Dans les institutions psychiatriques, les personnes sont détenues volontairement ou involontairement, ce qui détermine la légalité ou l'illégalité des mesures de détention. Il y a peu de contrôle sur le caractère potentiellement discriminatoire de certaines mesures et procédures à l'égard des personnes dans ces institutions. Selon Allen, les directives de l'Organisation mondiale de la santé (OMS) sur la COVID-19 en milieu résidentiel devraient être appliquées, ainsi que les mesures d'atténuation de base. "Les mesures de confinement et d’enfermement dans ces installations sont préjudiciables à la réintégration des personnes dans la communauté, car elles ne peuvent pas maintenir des relations sociales et familiales sur place", a-t-il conclu.
Durant ce séminaire en ligne, les MNP du Brésil, de la Tunisie et du Royaume-Uni ont également partagé leurs expériences avec leurs collègues. Les institutions de surveillance ont discuté des défis que posent actuellement la pandémie COVID-19 dans les établissements psychiatriques, tels que l'accès aux soins de santé généraux pour les personnes se trouvant dans ces établissements, la formation et le renforcement des capacités du personnel, et l’utilisation abusive et illégale des mesures de quarantaine ou d’isolement. La plupart des MNP assurent la surveillance à distance de ces installations et beaucoup ont repris les visites sur place. Les participants au séminaire ont partagé les défis méthodologiques et les bonnes pratiques liés à la surveillance des établissements psychiatriques, y compris en ce qui concerne l'équipement de protection individuelle (EPI) pour effectuer les visites sur place ; l'importance de contacter le personnel et les autorités, les familles et le personnel médical ; l'accès aux dossiers électroniques et aux questionnaires fournis aux patients ; et les risques de représailles. Dans certains pays, les MNP font également des recommandations politiques clés pour promouvoir des alternatives au placement en institution des personnes souffrant de handicaps psychosociaux.
"Les autorités locales doivent comprendre les conditions dans lesquelles vivent les personnes dans ces institutions", a déclaré M. Daniel Caldeira de Melo, un psychologue expert du MNP brésilien.
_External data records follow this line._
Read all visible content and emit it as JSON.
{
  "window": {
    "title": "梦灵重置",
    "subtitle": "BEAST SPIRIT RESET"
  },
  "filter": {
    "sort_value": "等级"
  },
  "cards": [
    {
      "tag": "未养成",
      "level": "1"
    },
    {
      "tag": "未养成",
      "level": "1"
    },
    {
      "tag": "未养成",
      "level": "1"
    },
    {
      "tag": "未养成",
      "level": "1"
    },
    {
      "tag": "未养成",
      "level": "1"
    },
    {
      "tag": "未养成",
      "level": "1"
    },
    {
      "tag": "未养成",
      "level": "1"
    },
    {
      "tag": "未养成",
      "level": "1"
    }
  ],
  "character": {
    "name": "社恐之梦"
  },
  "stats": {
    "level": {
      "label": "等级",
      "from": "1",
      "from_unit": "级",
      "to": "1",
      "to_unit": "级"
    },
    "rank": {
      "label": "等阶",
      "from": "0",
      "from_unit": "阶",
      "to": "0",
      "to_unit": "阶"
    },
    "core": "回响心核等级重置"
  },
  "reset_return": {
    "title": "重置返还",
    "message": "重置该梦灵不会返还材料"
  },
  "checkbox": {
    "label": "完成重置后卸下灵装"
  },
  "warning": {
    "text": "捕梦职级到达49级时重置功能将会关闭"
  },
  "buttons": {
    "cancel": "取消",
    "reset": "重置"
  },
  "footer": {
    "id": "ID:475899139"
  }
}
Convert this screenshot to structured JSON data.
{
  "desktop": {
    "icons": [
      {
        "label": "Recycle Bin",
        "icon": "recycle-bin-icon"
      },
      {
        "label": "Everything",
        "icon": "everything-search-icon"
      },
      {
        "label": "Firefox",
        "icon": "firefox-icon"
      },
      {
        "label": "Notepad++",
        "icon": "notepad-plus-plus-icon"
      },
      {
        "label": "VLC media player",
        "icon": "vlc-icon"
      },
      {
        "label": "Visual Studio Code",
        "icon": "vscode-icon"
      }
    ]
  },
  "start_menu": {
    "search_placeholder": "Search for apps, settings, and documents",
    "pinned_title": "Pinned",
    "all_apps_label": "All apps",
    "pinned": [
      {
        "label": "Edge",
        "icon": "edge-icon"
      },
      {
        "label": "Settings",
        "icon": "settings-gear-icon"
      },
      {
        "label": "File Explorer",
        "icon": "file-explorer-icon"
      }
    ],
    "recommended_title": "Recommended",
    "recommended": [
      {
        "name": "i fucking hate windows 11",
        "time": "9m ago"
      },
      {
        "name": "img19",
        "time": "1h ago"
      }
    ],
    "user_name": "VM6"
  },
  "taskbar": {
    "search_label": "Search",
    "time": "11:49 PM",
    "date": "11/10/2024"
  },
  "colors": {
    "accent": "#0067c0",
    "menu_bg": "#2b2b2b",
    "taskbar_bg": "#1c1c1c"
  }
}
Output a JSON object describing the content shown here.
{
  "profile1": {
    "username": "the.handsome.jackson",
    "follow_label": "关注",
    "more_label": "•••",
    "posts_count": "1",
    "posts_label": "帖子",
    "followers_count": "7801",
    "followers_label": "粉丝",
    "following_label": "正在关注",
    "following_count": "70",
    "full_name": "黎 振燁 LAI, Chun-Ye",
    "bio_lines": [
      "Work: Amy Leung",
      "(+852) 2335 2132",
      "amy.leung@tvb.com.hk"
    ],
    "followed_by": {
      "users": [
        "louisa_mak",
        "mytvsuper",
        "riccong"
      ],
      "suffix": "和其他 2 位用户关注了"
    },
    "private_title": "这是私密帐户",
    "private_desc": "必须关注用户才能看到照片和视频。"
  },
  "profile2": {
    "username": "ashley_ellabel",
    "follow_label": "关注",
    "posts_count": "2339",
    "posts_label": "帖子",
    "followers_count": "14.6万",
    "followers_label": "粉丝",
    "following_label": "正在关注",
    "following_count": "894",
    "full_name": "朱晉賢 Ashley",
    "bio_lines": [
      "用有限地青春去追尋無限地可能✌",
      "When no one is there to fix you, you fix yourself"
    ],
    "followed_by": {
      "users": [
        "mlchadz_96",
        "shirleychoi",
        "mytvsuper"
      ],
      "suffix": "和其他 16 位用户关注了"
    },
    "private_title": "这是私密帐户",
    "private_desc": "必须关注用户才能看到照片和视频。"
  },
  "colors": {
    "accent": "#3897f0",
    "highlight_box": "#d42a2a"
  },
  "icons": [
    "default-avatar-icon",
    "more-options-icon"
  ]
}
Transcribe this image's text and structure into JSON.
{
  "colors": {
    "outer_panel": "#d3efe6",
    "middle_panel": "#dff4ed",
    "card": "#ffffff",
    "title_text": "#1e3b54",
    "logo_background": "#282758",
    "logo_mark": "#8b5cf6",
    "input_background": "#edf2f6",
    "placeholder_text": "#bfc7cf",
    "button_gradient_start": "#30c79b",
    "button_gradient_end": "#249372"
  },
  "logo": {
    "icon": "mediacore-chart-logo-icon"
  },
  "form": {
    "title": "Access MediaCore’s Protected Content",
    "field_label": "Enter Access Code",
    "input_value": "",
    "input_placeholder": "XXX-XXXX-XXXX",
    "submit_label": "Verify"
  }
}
Dans les établissements psychiatriques tunisiens, les tests ne sont effectués qu'en cas de doute et, dans de nombreux cas, le personnel doit acheter son propre EPP. "Le Mécanisme National de Prévention collecte des données, envoie des lettres aux autorités pour demander des enquêtes et rédige des rapports mensuels", a déclaré Mme Saida Mbarek, Présidente de la Commission sur les Groupes Vulnérables du MNP tunisien. Au Royaume-Uni, le principe de "Do No Harm" a été appliqué. "Comme les visites de contrôle dans les établissements psychiatriques ont été suspendues, le MNP les surveille virtuellement. Cependant, la surveillance à distance nous place devant des dilemmes éthiques", a ajouté M. Mat Kinton, conseiller politique pour la loi nationale sur la santé mentale, Care Quality Commission, UK MNP.
Les mécanismes nationaux de prévention (MNP) jouent un rôle crucial dans le monitoring des établissements psychiatriques, encore plus à l'époque de la COVID-19. La créativité dans la manière dont ils surveillent est positive car elle leur permet de trouver des alternatives à la surveillance physique. Dans son discours de clôture, Barbara Bernath, Secrétaire Générale de l'APT, a réfléchi aux défis et aux opportunités rencontrés par les institutions psychiatriques pendant la pandémie COVID-19 : "Nous devons essayer de tirer le meilleur parti de cette crise : travailler ensemble sur la manière de faire du monitoring et de tirer des leçons des pratiques mises en œuvre par les différents MNP.